Graduate FMA student helms Diamond Screen Film Festival and more
by Logan Beck
Renee Sevier rediscovered her passion for film while spending two years in Italy, after taking part in a film course. It was in those years that she knew she was ready to attend graduate school.
She studied film and media arts at Swarthmore College as an undergraduate. Having grown up in the Philadelphia area, she was familiar with Temple University, and heard positive things about the film department. The rest, is history.
Sevier initially became involved with the series through a course called Colloquium during her first year of the Department of Film and Media Art's MFA graduate program. The course, designed to help colleagues create a relationship and get familiar with each other’s work, often invited guests who had graduated or were still in the program to show their work.
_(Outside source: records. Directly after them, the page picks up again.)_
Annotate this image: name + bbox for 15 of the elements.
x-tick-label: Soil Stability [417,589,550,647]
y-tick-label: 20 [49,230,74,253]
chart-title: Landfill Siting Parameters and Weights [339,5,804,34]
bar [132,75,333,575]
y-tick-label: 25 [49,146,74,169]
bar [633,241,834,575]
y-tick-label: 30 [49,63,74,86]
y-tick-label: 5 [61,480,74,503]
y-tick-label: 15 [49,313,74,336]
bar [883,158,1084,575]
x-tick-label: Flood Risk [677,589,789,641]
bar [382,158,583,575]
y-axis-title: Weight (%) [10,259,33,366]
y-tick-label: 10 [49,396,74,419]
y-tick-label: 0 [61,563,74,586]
“The co-director [of Diamond Screen Film Series] at the time, Kay Hannahan, came to the Colloquium to solicit a person to help with the festival,” Sevier said. “They usually try to configure it so that a first year graduate student and a second year graduate student are working on it, so it can kind of go through the years and hand it off as everybody graduates. Before I’d even started the graduate program, I knew I wanted to work in a festival in some sort of capacity so when I heard that it seemed like the perfect kind of fit for me.”
The festival has expanded to also include a series of short screenings throughout the academic year. Diamond Screen Film Series: NextFrame Showcase, an event designed to celebrate the work of international students, is on Monday, February 22. On March 28, the Diamond Screen Series will be hosting an alumni event with a selection of winning films from past Diamond Screen Film Festivals. The annual Diamond Screen Film Festival will take place on April 25-26.
On April 2, young filmmakers aged 12-18 will have the chance to showcase their work in the Freese Film Festival.
“The Freese Foundation is really trying to cultivate young filmmakers, so it’s a really great opportunity for any prospective student to come see Temple and hear about the program as well,” Sevier said.
Sevier’s favorite part of her job is getting the opportunity to watch films, and considers it a “huge luxury.”
“I know there’s a whole other side to it, like promotion and getting the word out there and picking the program and doing it sensibly, but to be able to actually sit and watch all the films of my peers is I think just a great privilege,” Sevier said. “I feel so lucky to be able to do that, and to see that work.”
Aside from running the festival, Sevier values the opportunities she has had working on film sets, and gaining the skills necessary to work in that professional environment. Her next objective is to get her own work on the screen.
Currently, Sevier is in postproduction, having just finished a film collective project with a few colleagues. “Each one of us wrote something and then we would rotate so that I would be directing someone else’s work and they would be directing mine,” Sevier said.
Sevier highly recommends actively seeing other people’s films, in order to gain networking experience as well as create a larger collective of individuals that can be contacted to work on other pieces.
“The proof is in the film itself I think,” Sevier said. “ I think it’s just important to support the department and be active and be present.”